In recent years, there has been unprecedented interest in nurses and healthcare professionals seeking union representation as a means of protecting their patients and themselves by having a voice, the ability to advocate for better working conditions, and compensation and benefits that allow for the recruitment and retention of staff. Nurses and healthcare professionals are joining together to counter oppressive management practices that have created a shortage of professionals willing to work in an increasingly corporate healthcare environment.

There are 436 MGB Home Care nurses and healthcare professionals joining the MNA following the election. They provide a wide range of care, from nursing and occupational health to physical therapy and speech language pathology. MGB Home Care clinicians provide care for patients throughout Eastern Massachusetts. They participated in a mail-in election overseen by the National Labor Relations Board. The vote count by NLRB officials on June 28 was 295 yes to join the union to 79 no, with zero challenged ballots.

Following the NLRB election, nurses and healthcare professionals will vote for their elected leaders and bargaining committee and begin determining proposals for first contract negotiations. In a letter requesting voluntary recognition of their union delivered to MGB in May, the nurses and healthcare professionals included a series of reasons for unionizing:

  • We want to feel valued and respected as Home Care clinicians. This includes being paid for all work, receiving better benefits, and benefiting from transparent and real communication.
  • The safety of our patients and staff is too often at risk. We are seeking protections that safeguard patients and ensure staff can safely perform our work.
  • When we are exhausted and assigned work past our capacity, patients and our entire organization suffer. We are seeking work-life balance, especially considering that patient care does not stop at hands-on care.
  • We are experts in patient care and have insights that can help elevate care quality and ensure proper continuity of care.
  • When our workload is unfair or uneven, clinicians are demoralized and are less likely to stay at Home Care. We are seeking equity in this area, along with consistency across teams.
  • We have a right to dignity and for the Home Care administration to respect diversity.

The MNA is the largest union and professional organization of nurses and healthcare professionals in Massachusetts.
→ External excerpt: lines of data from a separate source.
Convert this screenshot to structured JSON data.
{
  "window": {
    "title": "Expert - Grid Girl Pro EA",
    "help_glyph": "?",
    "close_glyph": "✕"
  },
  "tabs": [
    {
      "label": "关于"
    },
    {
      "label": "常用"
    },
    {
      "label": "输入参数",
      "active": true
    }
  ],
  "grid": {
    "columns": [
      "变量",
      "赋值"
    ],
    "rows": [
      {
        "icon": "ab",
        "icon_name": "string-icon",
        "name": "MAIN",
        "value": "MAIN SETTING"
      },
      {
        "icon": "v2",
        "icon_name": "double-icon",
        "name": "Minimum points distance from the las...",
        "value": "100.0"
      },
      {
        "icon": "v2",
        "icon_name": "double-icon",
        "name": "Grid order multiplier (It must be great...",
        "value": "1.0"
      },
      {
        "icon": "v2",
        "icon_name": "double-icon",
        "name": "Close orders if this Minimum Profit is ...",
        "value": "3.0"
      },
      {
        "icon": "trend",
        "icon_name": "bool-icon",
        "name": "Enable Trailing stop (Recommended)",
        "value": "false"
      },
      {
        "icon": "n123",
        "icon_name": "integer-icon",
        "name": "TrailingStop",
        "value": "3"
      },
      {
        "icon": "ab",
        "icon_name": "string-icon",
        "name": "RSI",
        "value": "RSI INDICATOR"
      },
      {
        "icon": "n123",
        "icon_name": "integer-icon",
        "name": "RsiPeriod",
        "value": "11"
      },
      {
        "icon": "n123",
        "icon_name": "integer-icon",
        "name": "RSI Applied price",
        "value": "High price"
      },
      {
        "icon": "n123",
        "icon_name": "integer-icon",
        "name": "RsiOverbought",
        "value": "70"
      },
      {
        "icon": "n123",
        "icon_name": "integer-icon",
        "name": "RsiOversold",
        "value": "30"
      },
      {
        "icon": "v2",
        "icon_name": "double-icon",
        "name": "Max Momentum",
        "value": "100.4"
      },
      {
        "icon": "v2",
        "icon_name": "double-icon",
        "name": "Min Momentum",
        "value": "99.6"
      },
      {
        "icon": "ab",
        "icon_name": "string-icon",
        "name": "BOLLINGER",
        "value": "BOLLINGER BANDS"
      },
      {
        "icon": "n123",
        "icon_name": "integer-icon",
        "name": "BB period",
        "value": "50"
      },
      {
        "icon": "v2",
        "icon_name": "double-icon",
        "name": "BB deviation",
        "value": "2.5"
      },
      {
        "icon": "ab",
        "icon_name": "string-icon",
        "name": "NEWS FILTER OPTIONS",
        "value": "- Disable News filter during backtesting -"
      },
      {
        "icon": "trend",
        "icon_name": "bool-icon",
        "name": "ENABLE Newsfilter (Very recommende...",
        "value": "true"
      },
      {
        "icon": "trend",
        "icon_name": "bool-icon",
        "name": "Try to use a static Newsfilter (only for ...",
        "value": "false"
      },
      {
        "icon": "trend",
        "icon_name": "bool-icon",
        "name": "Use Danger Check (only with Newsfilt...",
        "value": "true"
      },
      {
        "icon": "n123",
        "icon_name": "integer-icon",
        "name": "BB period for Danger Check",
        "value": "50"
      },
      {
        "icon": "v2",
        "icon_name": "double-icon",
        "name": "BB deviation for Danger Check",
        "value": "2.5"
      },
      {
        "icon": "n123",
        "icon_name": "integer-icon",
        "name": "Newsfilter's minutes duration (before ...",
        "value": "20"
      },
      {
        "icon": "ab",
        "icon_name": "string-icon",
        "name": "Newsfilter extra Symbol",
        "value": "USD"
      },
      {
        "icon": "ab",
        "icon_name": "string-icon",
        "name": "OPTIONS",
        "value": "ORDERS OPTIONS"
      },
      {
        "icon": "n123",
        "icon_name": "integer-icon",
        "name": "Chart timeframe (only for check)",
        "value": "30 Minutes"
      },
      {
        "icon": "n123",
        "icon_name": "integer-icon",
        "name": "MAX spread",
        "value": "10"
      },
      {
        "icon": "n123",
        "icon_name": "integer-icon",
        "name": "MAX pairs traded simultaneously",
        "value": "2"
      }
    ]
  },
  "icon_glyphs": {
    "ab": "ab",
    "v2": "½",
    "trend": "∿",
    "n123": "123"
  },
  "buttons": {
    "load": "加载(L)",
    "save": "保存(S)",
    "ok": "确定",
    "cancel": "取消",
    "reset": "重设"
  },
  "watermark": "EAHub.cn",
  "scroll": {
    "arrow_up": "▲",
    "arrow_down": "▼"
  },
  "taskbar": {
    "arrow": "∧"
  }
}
It represents more than 25,000 members in healthcare facilities across the state, including nurses at more than 70 percent of the Commonwealth’s acute care hospitals. The MNA is led by a board of directors that is directly elected by its membership and consists of front-line nurses and other healthcare professionals.



Founded in 1903, the Massachusetts Nurses Association is the largest union of registered nurses in the Commonwealth of Massachusetts. Its 25,000 members advance the nursing profession by fostering high standards of nursing practice, promoting the economic and general welfare of nurses in the workplace, projecting a positive and realistic view of nursing, and by lobbying the Legislature and regulatory agencies on health care issues affecting nurses and the public.